Выстрел

Отец работал в военном госпитале хирургом. Его руки пахли спасением. А иногда смертью. У него была слабость. Оружие. Кто бы мог подумать, что эти тонкие, длинные  пальцы пианиста днем режут людей, а по вечерам -  нежно поглаживают гладкостволку…
 У него был аккуратный почти девичий рот. Иконный лик. А в глазах серый холод. Блеск   свинцовой пули. Но об мои карие, его взгляд, словно, беспомощно разбивался.
Надо сказать, у меня тонкие запястья. Нос … с горбинкой.  Хрустальная женственность. Но под  сердечной невинностью – мужество. С тех пор как за верандой детского садика мы похоронили голубя, никакой вид трупной живности мне не был страшен. А при виде своей или  чужой крови я не падала в обморок. Отец думал, что я стану врачом. Как и он. Но долго ли протянет врач-эмпат? Мама была против. Отец был иным. Хладнокровным. Не то, что его друг из детской кардиологии. Юрий. Привезли из детдома мальчика. Цыганенок. Три года. Ему сделали успешную операцию на сердце. Но с ним случилась самая настоящая депрессия. Там, в больнице он узнал, что оказывается, у детей бывают родители. И они ласковы. Целуют. И кормят из ложечки. Мальчик отвернулся к стенке и пролежал так три дня. Не съев за это время ни крошки больничного хлеба. На четвертый день малыш умер. Заведующий кардиологией закрылся у себя в кабинете и горько рыдал…

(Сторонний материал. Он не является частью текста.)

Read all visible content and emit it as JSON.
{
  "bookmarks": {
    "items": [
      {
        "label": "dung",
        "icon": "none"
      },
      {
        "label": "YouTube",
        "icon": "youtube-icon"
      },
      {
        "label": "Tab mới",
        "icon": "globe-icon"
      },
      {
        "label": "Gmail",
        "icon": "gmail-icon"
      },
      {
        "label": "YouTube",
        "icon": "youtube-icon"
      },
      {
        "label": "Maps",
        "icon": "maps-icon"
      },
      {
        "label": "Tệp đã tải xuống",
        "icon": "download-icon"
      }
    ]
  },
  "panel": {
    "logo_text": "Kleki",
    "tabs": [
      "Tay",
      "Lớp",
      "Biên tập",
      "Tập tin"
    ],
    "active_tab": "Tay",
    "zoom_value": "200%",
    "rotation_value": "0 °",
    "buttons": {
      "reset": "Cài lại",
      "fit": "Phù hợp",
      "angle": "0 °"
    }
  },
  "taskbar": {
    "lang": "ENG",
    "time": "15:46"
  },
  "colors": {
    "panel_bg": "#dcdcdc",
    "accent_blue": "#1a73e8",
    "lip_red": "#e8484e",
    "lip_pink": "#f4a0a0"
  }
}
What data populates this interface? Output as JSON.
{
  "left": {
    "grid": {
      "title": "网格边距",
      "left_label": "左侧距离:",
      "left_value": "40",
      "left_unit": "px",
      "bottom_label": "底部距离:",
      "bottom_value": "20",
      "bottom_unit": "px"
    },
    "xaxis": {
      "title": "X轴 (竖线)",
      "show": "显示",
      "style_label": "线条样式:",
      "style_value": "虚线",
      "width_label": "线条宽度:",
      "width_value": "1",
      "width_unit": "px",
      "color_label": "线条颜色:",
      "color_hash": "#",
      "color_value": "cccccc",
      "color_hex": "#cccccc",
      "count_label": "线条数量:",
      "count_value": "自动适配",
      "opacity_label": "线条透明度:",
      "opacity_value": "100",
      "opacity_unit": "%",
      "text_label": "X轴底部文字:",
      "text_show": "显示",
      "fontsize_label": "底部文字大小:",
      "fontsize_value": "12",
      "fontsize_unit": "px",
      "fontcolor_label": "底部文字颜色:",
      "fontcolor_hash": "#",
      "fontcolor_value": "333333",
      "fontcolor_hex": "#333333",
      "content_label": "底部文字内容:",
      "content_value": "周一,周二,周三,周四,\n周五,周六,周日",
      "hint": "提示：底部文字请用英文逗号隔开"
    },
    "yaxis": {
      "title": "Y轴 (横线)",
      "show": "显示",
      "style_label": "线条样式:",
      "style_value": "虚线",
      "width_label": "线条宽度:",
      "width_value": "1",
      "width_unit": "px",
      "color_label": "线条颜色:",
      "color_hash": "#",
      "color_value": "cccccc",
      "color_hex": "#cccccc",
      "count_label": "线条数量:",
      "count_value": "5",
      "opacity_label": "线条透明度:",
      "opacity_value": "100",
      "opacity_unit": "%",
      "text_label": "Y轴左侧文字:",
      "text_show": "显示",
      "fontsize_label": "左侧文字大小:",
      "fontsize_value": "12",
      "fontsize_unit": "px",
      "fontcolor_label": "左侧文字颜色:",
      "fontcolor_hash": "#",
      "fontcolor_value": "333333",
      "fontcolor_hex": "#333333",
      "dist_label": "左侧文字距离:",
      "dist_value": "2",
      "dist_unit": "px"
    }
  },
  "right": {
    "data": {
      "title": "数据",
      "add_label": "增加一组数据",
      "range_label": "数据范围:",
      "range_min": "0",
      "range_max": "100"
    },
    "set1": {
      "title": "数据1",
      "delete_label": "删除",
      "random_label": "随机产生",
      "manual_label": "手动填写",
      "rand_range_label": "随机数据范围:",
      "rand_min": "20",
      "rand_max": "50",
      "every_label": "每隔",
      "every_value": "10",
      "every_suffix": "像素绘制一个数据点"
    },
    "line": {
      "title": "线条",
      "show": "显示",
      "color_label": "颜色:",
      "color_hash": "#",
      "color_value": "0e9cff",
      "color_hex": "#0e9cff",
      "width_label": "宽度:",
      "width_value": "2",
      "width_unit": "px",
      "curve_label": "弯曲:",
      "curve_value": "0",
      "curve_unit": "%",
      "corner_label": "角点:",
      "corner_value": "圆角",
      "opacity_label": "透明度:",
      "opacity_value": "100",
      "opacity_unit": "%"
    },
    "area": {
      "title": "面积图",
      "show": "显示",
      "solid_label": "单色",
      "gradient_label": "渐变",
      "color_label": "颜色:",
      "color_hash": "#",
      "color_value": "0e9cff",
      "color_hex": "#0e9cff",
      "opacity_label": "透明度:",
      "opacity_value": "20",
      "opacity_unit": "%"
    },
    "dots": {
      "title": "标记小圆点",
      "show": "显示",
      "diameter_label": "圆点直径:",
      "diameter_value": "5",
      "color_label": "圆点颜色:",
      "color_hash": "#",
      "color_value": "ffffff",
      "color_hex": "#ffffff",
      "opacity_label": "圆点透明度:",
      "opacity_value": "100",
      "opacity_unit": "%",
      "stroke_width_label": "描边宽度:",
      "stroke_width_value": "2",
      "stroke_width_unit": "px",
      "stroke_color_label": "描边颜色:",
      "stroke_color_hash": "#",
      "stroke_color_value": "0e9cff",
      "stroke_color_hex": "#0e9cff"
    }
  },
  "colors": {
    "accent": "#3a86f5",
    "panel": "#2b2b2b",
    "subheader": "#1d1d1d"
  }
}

Мы собрались брать на охоту. Бред. Пусть стойкая. Но нарочно убивать… Не желаю даже присутствовать при этом. Соблазняла возможность увидеться с тем доктором. Юрой. Как ему живется? Такому хрупкому.
«Если, волоча ноги по пыльной дороге, я вдруг натыкался на  дохлого воробья, то он потом  являлся ко  мне еще несколько месяцев. Самым противным было то, что на меня наваливалось ощущение, что  я был тем самым котом, который и придушил того воробья, но по каким-то причинам сбежал с места преступления. Словом угрызался», - сидим мы уже с Юрой на пне и жуем сосиски, закопченные над костром. Интересно его слушать. Нос весь в тонких капиллярах. Пьет. И вот теперь. Отхлебнул резко виски. Зарядил ружье пулями. Потяжелей. Чтоб прямо в сердце. Как ножом консервным…
Выстрелы. Давящая  тишина в ушах. Провал во времени.
Убитого оленя  разделывали молча. Белое и красное. Кровь и снег. Как лишение девственности. Да. Так и есть. Я присутствую при убийстве. Соучастник. Снег таял от теплой и липкой крови.
Верхушки деревьев склонились ко мне веером…
Отец совсем пьян. Они все похоже на падальщиков. Я не притронусь к мясу. Еще долго буду видеть этот  печальный, олений открытый глаз…
Поспешно пряча вывалившиеся из туши оленя кишки, трансплантолог – Борис, похожий на  похотливого низкорослого тролля, предложил пострелять по бутылкам. Кто-то жестоко пошутил. И поставил бутылку с портвейном.  Снова перед глазами снежно-кроваво…
«Ты ненормальный. Зачем ты привел сюда дочь?» - услышала  я тихий, хмельной голос друга отца.
«Она справится. И станет сильней» - отрезал он. Беспощадный. Так не становятся сильной. Так становятся тупой к чужой боли.
Никто не смог попасть в бутылку. Тогда отец сказал: Моя Алиса попадет, спорим? Отец подошел сзади, вложил мне в Куки пистолет и сказал, как нужно прицеливаться. Я прицелилась…. Нажала на спусковой крючок. Звон! Звон от разбитого стекла и звон в ушах. Тяжелый пистолет просто вырвало из рук отдачей. Я оборачиваюсь и почему-то вижу кровавый снег совсем близко. Меня хватают чьи-то руки и я слышу только: «Алиса! Алиса!!!» Очнулась я в машине по дороге домой. Вижу испуганные  глаза отца и себя в смотровом зеркальце автомобиля.
Через два дня я записалась в стрелковый клуб. Спортивная карьера закончилась. Но я всегда, когда стреляю – закрываю глаза.